Joseph Passy of Aurora Insurance Agency in Springfield, said that while he sells other coverage, "personal auto is the bread and butter" of his business.

It is also how he starts a relationship with most of his customers, Passy said. Most people get car insurance first, he said, before they buy a home and need homeowners or open a business and need coverage for the business.

"Once they get auto coverage from me, they are likely to come back," Passy said.

That's why Adams said he pays attention to every Progressive Insurance advertisement he sees. The company expects to enter the Massachusetts market in May, but won't have agents until 2009. In the meantime, it will sell the coverage on its Web site.

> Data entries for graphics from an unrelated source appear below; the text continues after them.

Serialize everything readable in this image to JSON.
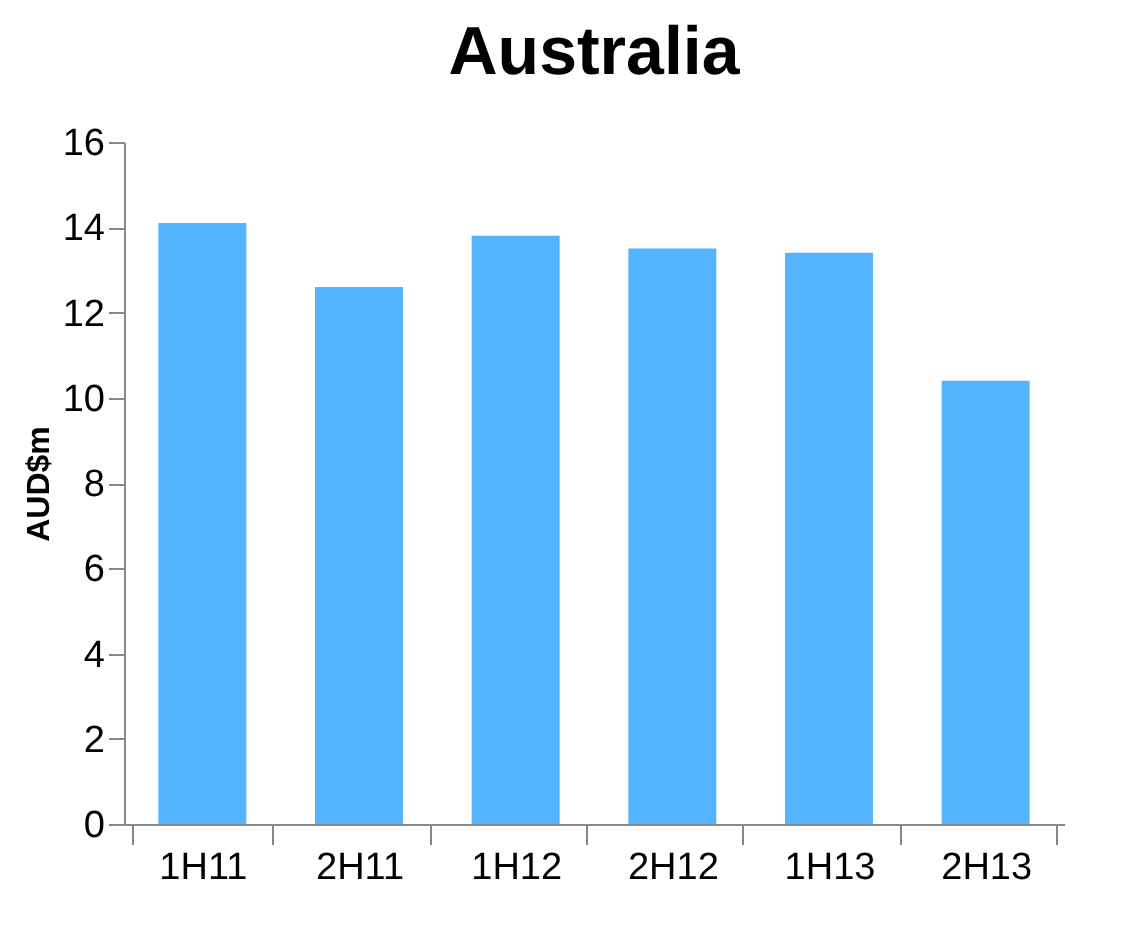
{
  "chart_data": {
    "type": "bar",
    "title": "Australia",
    "ylabel": "AUD$m",
    "categories": [
      "1H11",
      "2H11",
      "1H12",
      "2H12",
      "1H13",
      "2H13"
    ],
    "values": [
      14.1,
      12.6,
      13.8,
      13.5,
      13.4,
      10.4
    ],
    "color": "#55b4ff",
    "ylim": [
      0,
      16
    ],
    "yticks": [
      0,
      2,
      4,
      6,
      8,
      10,
      12,
      14,
      16
    ],
    "grid": false
  }
}
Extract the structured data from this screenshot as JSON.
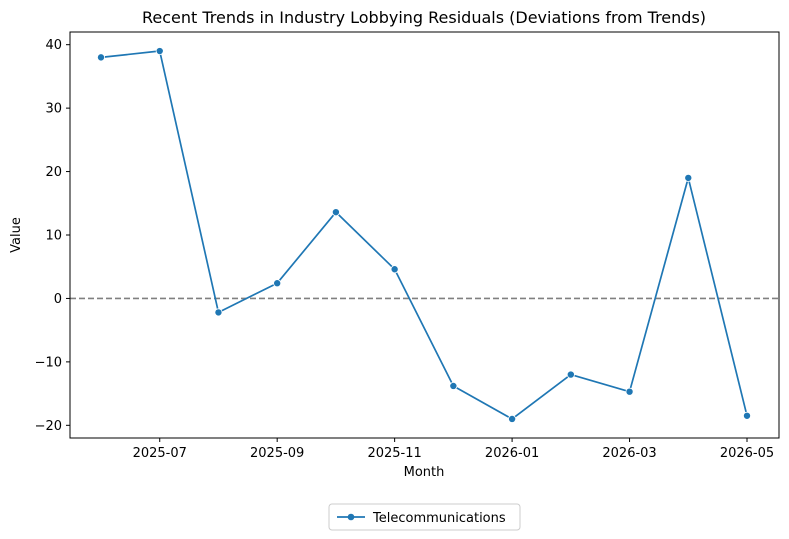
{
  "chart_data": {
    "type": "line",
    "title": "Recent Trends in Industry Lobbying Residuals (Deviations from Trends)",
    "xlabel": "Month",
    "ylabel": "Value",
    "x": [
      "2025-06",
      "2025-07",
      "2025-08",
      "2025-09",
      "2025-10",
      "2025-11",
      "2025-12",
      "2026-01",
      "2026-02",
      "2026-03",
      "2026-04",
      "2026-05"
    ],
    "series": [
      {
        "name": "Telecommunications",
        "color": "#1f77b4",
        "values": [
          38.0,
          39.0,
          -2.2,
          2.4,
          13.6,
          4.6,
          -13.8,
          -19.0,
          -12.0,
          -14.7,
          19.0,
          -18.5
        ]
      }
    ],
    "x_ticks": [
      "2025-07",
      "2025-09",
      "2025-11",
      "2026-01",
      "2026-03",
      "2026-05"
    ],
    "y_ticks": [
      -20,
      -10,
      0,
      10,
      20,
      30,
      40
    ],
    "ylim": [
      -22,
      42
    ],
    "reference_line": {
      "value": 0,
      "style": "dashed",
      "color": "#808080"
    },
    "grid": false,
    "legend_position": "bottom-center"
  }
}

Ross said it is up to agents to stress service. That's the way they will be able to compete with Internet sales sites.

Drivers' records, specifically accidents and moving violations, will go a long way to figuring their new insurance rates, according to Adams. "I think you'll see bad drivers riding around on bicycles because they won't be able to afford the new rates," he said. "Maybe that's the way it should be."

While Ross said he's already fielding inquiries from customers, he said it won't really be an issue for most people until their current yearlong policy expires. Canceling an existing policy early to take advantage of the new rates could mean penalties and may not be worth it, he said.

"I think we are all going to have a steep learning curve," Ross said. "In the first couple of years there will be a lot of unsettled customers because change is unsettling."